Calling the decision an invitation for commercial enterprises to flourish, Deshpande said that no one is against online classes, “Both teachers and students are learning and fighting it out but we are not at a stage that we can say this is only our future or claim that we are ready to adapt to it. There’s nothing wrong in online classes but we are not in a stage where we can hold exams. Only commercial enterprises are going to benefit from this, this is not just happening in India but throughout the world, this is an opportunity for them to make money,” he believes.
Nandita Narain, another member of DUTA said she fully agreed with Deshpande, “A professor from AMU who wrote to the VC criticising online exams was issued a show-cause notice for doing so. This is our job, it is our job to highlight the shortcomings of online education and bring to the forefront the fact that students don’t have uniform access.” She pointed out that even teachers are struggling to access online classes because many have gone back to their hometowns. “Many teachers themselves are not trained in holding open book exams. We don’t have experience or expertise. And by handing over the responsibility of setting the paper and evaluation to someone else, we lose out on the credibility of the process. Companies are saying 'Give us the money and we will solve the problem for you', but who can guarantee that cheating won’t take place? When students are under such tremendous stress and we have seen suicides already for the same reasons, what is the need to hold classes or exams? When they can cancel school board exams, why not college semester exams?” she asks.
“It really makes one wonder, where the college authorities are facing so much pressure from? That they feel so compelled to hold these exams. I will confess, I, myself, have no idea how to conduct these exams,” N Sukumar, a DU professor said. The professor is also in-charge of handing SC, ST student issues for the Political Science Department and has been urging the HOD to take cognisance of the fact that minority students would be the worst affected by the decision. “Not a single statutory meeting has been held so far to discuss the issue. Students are the centre of education, without students, Universities will have to shut down. So how can we not take their problems into consideration?” he questioned.

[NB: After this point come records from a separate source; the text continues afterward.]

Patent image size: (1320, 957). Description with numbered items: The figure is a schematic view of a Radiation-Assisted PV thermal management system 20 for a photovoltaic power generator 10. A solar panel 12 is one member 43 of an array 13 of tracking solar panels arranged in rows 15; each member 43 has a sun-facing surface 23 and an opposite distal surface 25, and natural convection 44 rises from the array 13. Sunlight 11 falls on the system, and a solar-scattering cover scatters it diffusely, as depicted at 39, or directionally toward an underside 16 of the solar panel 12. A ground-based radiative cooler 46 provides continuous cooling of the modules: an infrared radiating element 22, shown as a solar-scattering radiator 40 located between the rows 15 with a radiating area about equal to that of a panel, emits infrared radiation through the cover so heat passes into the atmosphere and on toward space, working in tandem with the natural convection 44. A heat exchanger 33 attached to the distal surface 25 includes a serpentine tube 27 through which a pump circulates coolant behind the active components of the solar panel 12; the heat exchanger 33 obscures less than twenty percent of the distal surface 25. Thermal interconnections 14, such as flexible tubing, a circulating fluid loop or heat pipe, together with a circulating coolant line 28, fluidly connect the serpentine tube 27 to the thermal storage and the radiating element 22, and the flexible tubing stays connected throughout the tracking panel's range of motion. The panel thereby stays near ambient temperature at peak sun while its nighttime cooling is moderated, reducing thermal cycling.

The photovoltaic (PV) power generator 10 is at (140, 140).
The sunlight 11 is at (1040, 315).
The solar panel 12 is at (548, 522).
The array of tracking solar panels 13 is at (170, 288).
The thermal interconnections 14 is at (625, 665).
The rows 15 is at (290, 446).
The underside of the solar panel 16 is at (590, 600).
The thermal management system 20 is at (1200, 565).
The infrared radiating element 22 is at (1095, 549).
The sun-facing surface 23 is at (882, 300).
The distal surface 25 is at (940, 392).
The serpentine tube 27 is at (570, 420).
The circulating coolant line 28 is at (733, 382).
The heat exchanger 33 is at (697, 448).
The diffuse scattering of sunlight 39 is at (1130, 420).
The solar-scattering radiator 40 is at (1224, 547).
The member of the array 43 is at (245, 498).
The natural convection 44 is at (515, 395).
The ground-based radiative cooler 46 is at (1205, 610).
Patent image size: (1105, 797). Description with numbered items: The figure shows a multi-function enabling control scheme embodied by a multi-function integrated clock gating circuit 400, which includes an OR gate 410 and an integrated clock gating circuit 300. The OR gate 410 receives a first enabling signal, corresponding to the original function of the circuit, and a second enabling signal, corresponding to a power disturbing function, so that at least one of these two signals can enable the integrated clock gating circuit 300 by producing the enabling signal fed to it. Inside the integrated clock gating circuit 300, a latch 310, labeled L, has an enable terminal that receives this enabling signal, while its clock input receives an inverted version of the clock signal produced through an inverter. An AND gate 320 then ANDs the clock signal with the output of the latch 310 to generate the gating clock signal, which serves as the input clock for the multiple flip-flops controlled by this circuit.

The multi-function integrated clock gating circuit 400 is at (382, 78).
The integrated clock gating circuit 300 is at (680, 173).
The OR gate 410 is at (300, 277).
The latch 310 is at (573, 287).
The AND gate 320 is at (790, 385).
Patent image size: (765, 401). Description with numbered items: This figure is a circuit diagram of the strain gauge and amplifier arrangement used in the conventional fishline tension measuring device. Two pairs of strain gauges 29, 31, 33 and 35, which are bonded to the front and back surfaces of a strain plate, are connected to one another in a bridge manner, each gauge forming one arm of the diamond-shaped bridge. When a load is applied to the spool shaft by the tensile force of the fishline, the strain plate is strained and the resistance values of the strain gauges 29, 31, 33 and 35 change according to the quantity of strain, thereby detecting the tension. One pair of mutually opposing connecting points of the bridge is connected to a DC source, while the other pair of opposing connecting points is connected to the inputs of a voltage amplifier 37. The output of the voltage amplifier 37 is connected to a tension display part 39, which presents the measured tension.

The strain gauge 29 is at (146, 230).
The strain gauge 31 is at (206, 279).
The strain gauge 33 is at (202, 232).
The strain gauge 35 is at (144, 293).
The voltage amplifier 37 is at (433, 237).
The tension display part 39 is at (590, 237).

“I’m ashamed that the authorities are not bothered about SC, ST and OBC students. They can't even afford data, forget laptops or smartphones. I come from a Dalit background, I know what my house looked like. Most students will be living in one room houses and their entire family will occupy that one room, how can you expect them to give an exam in their environment? When I raised this issue people said, why are you doing activism. But these are our students, why are we not standing by them? Where are their humanistic values?” the professor asked. He also pointed out the Muslim students who had suffered in the North East Delhi violence and questioned how they would be able to access resources?
“This is a very reasonable demand. This is not activism,” he stated.
Another differently-abled student from Delhi University also pointed out how students without scribes will be unable to attempt any exams, “Also we've left our audio books and other resources back on campus. Our universities itself are not disabled- friendly, so how can we even say online exams are?” Female students on the panel also pointed how many female students will face discrimination in their own homes and won’t be able to access the internet, “A lot of women will be asked to do household chores and won’t be allowed access. If there is a male and female student in the house, then who will be given preference? These are all factors that must be taken into consideration,” a member of Pinjra Tod said.
Another student, hailing from remote village said that he was only able to attend this webinar because he was in Delhi, “If I was in my village I would have had to sit on my roof to get network, or I’ll have to walk all over the village trying to get even one or two bars on my phone. In this situation, how do they expect that we can write exams?”